BROWN: On your website, the first fine art shoot is "Teenage Stories." Did you do any series before "Teenage Stories"?
FULLERTON-BATTEN: "Teenage Stories" was the first proper project. Before that I was photographing teenagers doing various things, but it wasn't a coherent project. I was shooting commercial work and I was getting frustrated with the advertising work that was coming in. The client would often say they wanted my style but then they were restricting me so much. I felt I needed to do something for myself. I shot the project, put it in my portfolio, and started entering competitions. That project got into quite a big competition, the [Fondation] HSBC [pour la Photographie] Award.
BROWN: Which you won.
FULLERTON-BATTEN: I won it, yeah. Through that, I got a book published, and I was in five or six different galleries, including Phillips De Pury in New York and some other galleries in Europe. For a whole year we travelled around and had different shows, it was amazing. It took a while, but people started recognizing me more as an art photographer.

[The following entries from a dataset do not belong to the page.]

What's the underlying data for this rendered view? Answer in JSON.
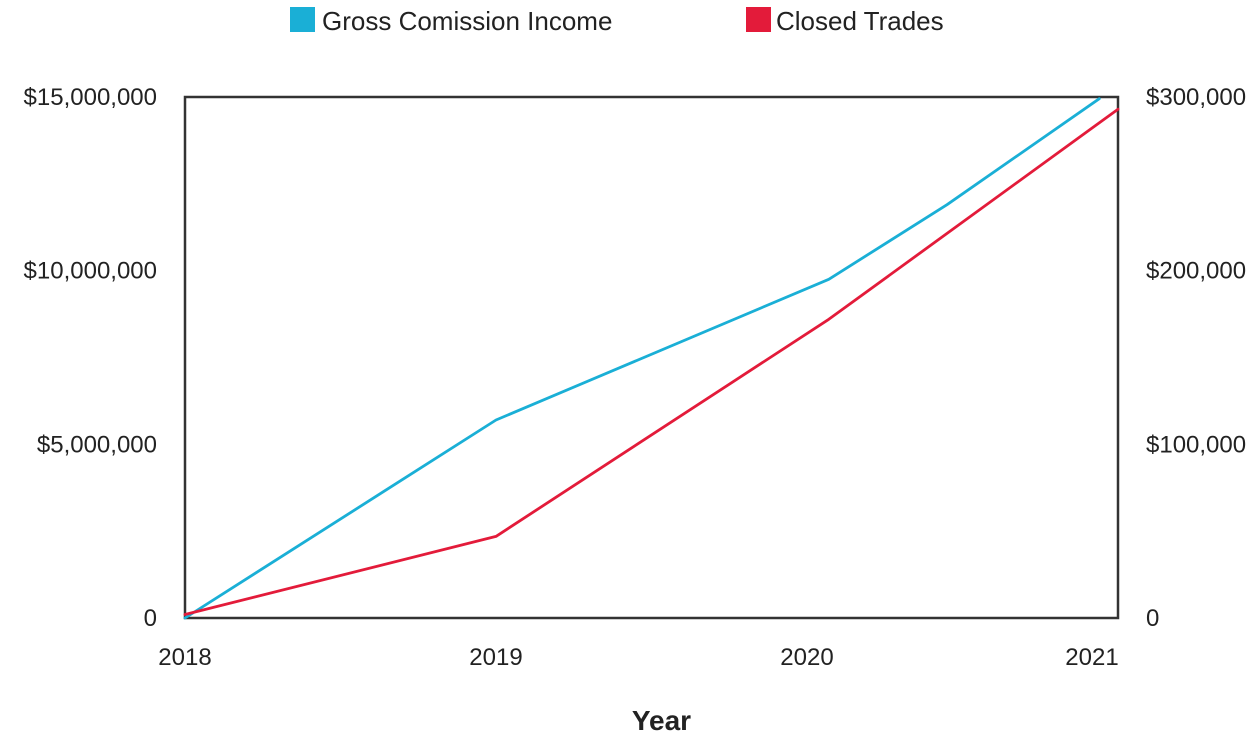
{
  "chart_data": {
    "type": "line",
    "title": "",
    "xlabel": "Year",
    "ylabel_left": "",
    "ylabel_right": "",
    "x_ticks": [
      "2018",
      "2019",
      "2020",
      "2021"
    ],
    "xlim": [
      2018,
      2021
    ],
    "y_left": {
      "lim": [
        0,
        15000000
      ],
      "ticks": [
        {
          "value": 0,
          "label": "0"
        },
        {
          "value": 5000000,
          "label": "$5,000,000"
        },
        {
          "value": 10000000,
          "label": "$10,000,000"
        },
        {
          "value": 15000000,
          "label": "$15,000,000"
        }
      ]
    },
    "y_right": {
      "lim": [
        0,
        300000
      ],
      "ticks": [
        {
          "value": 0,
          "label": "0"
        },
        {
          "value": 100000,
          "label": "$100,000"
        },
        {
          "value": 200000,
          "label": "$200,000"
        },
        {
          "value": 300000,
          "label": "$300,000"
        }
      ]
    },
    "grid": false,
    "legend_position": "top-center",
    "series": [
      {
        "name": "Gross Comission Income",
        "axis": "left",
        "color": "#1aafd6",
        "points": [
          {
            "x": 2018,
            "y": 0
          },
          {
            "x": 2019,
            "y": 5700000
          },
          {
            "x": 2020.07,
            "y": 9750000
          },
          {
            "x": 2020.45,
            "y": 11900000
          },
          {
            "x": 2020.94,
            "y": 14950000
          }
        ]
      },
      {
        "name": "Closed Trades",
        "axis": "right",
        "color": "#e31b3a",
        "points": [
          {
            "x": 2018,
            "y": 2000
          },
          {
            "x": 2019,
            "y": 47000
          },
          {
            "x": 2020.07,
            "y": 172000
          },
          {
            "x": 2021,
            "y": 293000
          }
        ]
      }
    ]
  }
}
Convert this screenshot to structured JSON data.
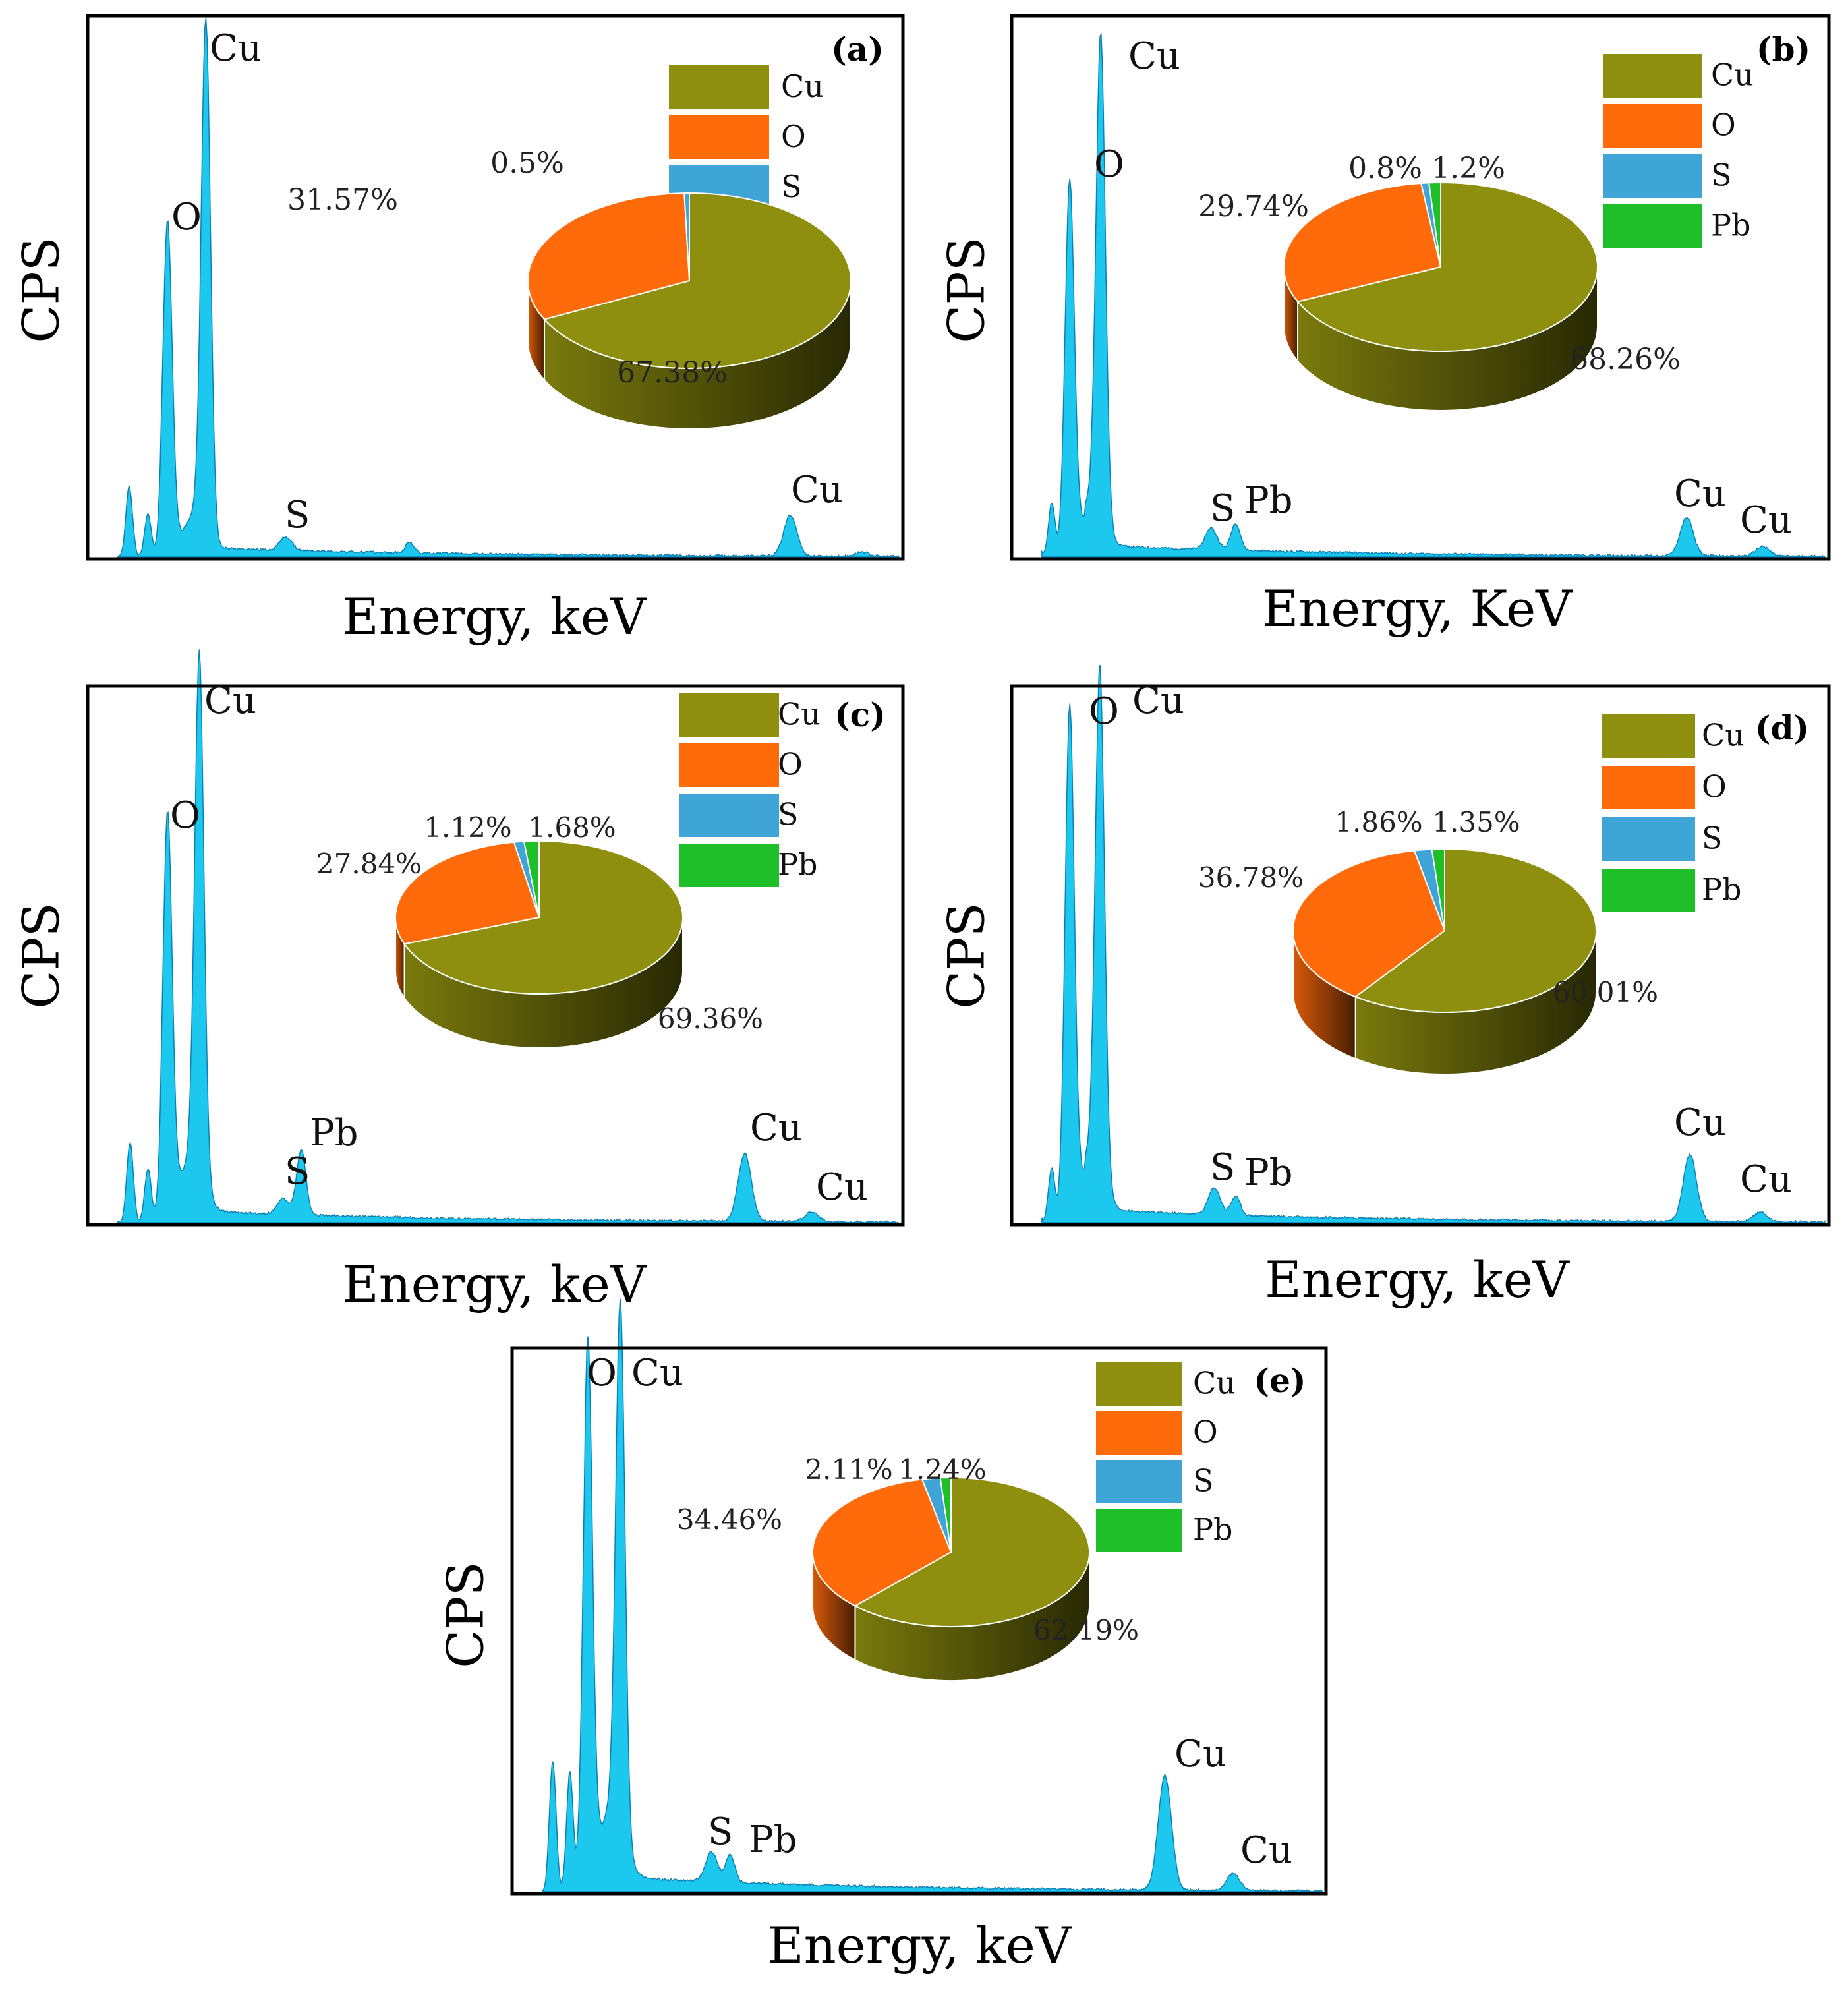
{
  "colors": {
    "Cu": "#8f8f0f",
    "O": "#ff6a0a",
    "S": "#3fa4d6",
    "Pb": "#1fbf2a",
    "spectrum": "#1cc8ee",
    "spectrum_edge": "#0c7fb5"
  },
  "chart_data": [
    {
      "type": "spectrum",
      "panel": "(a)",
      "xlabel": "Energy, keV",
      "ylabel": "CPS",
      "peak_labels": [
        "O",
        "Cu",
        "S",
        "Cu"
      ],
      "pie": {
        "legend": [
          "Cu",
          "O",
          "S"
        ],
        "slices": [
          {
            "name": "Cu",
            "value": 67.38,
            "label": "67.38%"
          },
          {
            "name": "O",
            "value": 31.57,
            "label": "31.57%"
          },
          {
            "name": "S",
            "value": 0.5,
            "label": "0.5%"
          }
        ]
      }
    },
    {
      "type": "spectrum",
      "panel": "(b)",
      "xlabel": "Energy, KeV",
      "ylabel": "CPS",
      "peak_labels": [
        "O",
        "Cu",
        "S",
        "Pb",
        "Cu",
        "Cu"
      ],
      "pie": {
        "legend": [
          "Cu",
          "O",
          "S",
          "Pb"
        ],
        "slices": [
          {
            "name": "Cu",
            "value": 68.26,
            "label": "68.26%"
          },
          {
            "name": "O",
            "value": 29.74,
            "label": "29.74%"
          },
          {
            "name": "S",
            "value": 0.8,
            "label": "0.8%"
          },
          {
            "name": "Pb",
            "value": 1.2,
            "label": "1.2%"
          }
        ]
      }
    },
    {
      "type": "spectrum",
      "panel": "(c)",
      "xlabel": "Energy, keV",
      "ylabel": "CPS",
      "peak_labels": [
        "O",
        "Cu",
        "S",
        "Pb",
        "Cu",
        "Cu"
      ],
      "pie": {
        "legend": [
          "Cu",
          "O",
          "S",
          "Pb"
        ],
        "slices": [
          {
            "name": "Cu",
            "value": 69.36,
            "label": "69.36%"
          },
          {
            "name": "O",
            "value": 27.84,
            "label": "27.84%"
          },
          {
            "name": "S",
            "value": 1.12,
            "label": "1.12%"
          },
          {
            "name": "Pb",
            "value": 1.68,
            "label": "1.68%"
          }
        ]
      }
    },
    {
      "type": "spectrum",
      "panel": "(d)",
      "xlabel": "Energy, keV",
      "ylabel": "CPS",
      "peak_labels": [
        "O",
        "Cu",
        "S",
        "Pb",
        "Cu",
        "Cu"
      ],
      "pie": {
        "legend": [
          "Cu",
          "O",
          "S",
          "Pb"
        ],
        "slices": [
          {
            "name": "Cu",
            "value": 60.01,
            "label": "60.01%"
          },
          {
            "name": "O",
            "value": 36.78,
            "label": "36.78%"
          },
          {
            "name": "S",
            "value": 1.86,
            "label": "1.86%"
          },
          {
            "name": "Pb",
            "value": 1.35,
            "label": "1.35%"
          }
        ]
      }
    },
    {
      "type": "spectrum",
      "panel": "(e)",
      "xlabel": "Energy, keV",
      "ylabel": "CPS",
      "peak_labels": [
        "O",
        "Cu",
        "S",
        "Pb",
        "Cu",
        "Cu"
      ],
      "pie": {
        "legend": [
          "Cu",
          "O",
          "S",
          "Pb"
        ],
        "slices": [
          {
            "name": "Cu",
            "value": 62.19,
            "label": "62.19%"
          },
          {
            "name": "O",
            "value": 34.46,
            "label": "34.46%"
          },
          {
            "name": "S",
            "value": 2.11,
            "label": "2.11%"
          },
          {
            "name": "Pb",
            "value": 1.24,
            "label": "1.24%"
          }
        ]
      }
    }
  ]
}
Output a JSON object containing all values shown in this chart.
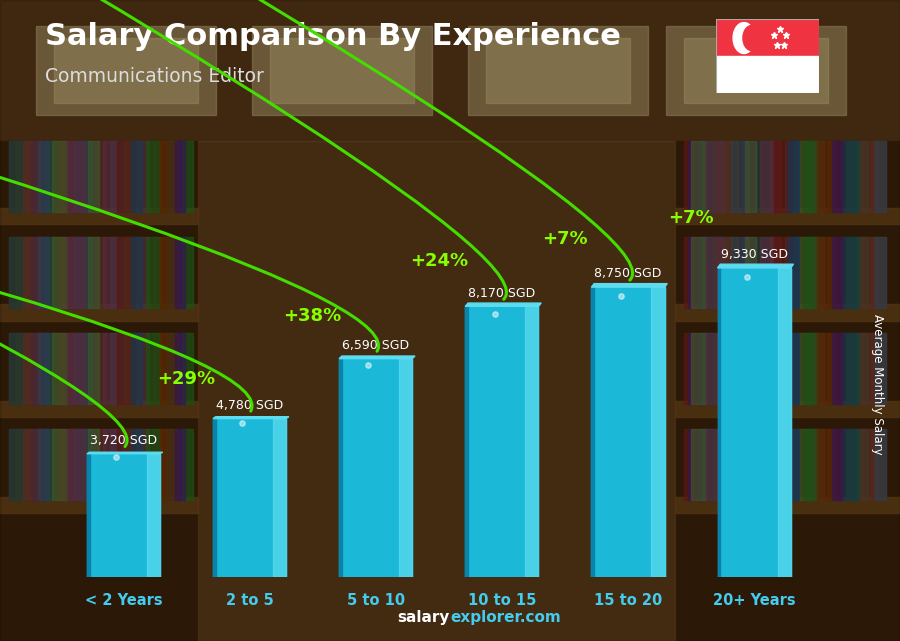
{
  "title": "Salary Comparison By Experience",
  "subtitle": "Communications Editor",
  "categories": [
    "< 2 Years",
    "2 to 5",
    "5 to 10",
    "10 to 15",
    "15 to 20",
    "20+ Years"
  ],
  "values": [
    3720,
    4780,
    6590,
    8170,
    8750,
    9330
  ],
  "bar_color_main": "#1BB8D8",
  "bar_color_light": "#5DDCF0",
  "bar_color_dark": "#0880A8",
  "bar_color_shine": "#A0EEF8",
  "salary_labels": [
    "3,720 SGD",
    "4,780 SGD",
    "6,590 SGD",
    "8,170 SGD",
    "8,750 SGD",
    "9,330 SGD"
  ],
  "pct_labels": [
    "+29%",
    "+38%",
    "+24%",
    "+7%",
    "+7%"
  ],
  "pct_color": "#88FF00",
  "arrow_color": "#44DD00",
  "value_label_color": "#FFFFFF",
  "ylabel": "Average Monthly Salary",
  "title_color": "#FFFFFF",
  "subtitle_color": "#DDDDDD",
  "xtick_color": "#44CCEE",
  "footer_salary_color": "#FFFFFF",
  "footer_explorer_color": "#44CCEE",
  "ylim": [
    0,
    12000
  ],
  "bg_top": "#3a2510",
  "bg_mid": "#5a3a1a",
  "bg_bottom": "#2a1808"
}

BROWN: In terms of milestones, winning the HSBC Award was obviously the beginning, but did getting commissioned by the National Portrait Gallery feel like another milestone? Or was there something else in particular that seemed like a really significant moment?
FULLERTON-BATTEN: I think it was more when joining a gallery. I was represented first by Eric Franck in London. It's very hard to get with a gallery; galleries feel they want to approach you but you can't approach them. Once you're with one gallery, that gallery starts taking your work to art fairs and all the other galleries and collectors start seeing your work. The fact that collectors were buying my work, my prints as limited edition art prints, was quite amazing. I had quite a big show at Fotografiska in Stockholm and the other photographer they were showing was Elliot Erwitt. They were showing a huge variation of my work, it was a big opening night, and I also had to give a talk. I've done that before, but this was different because it wasn't just a gallery, it's actually a very modern museum. That for me was quite a big milestone, to have had my work shown there.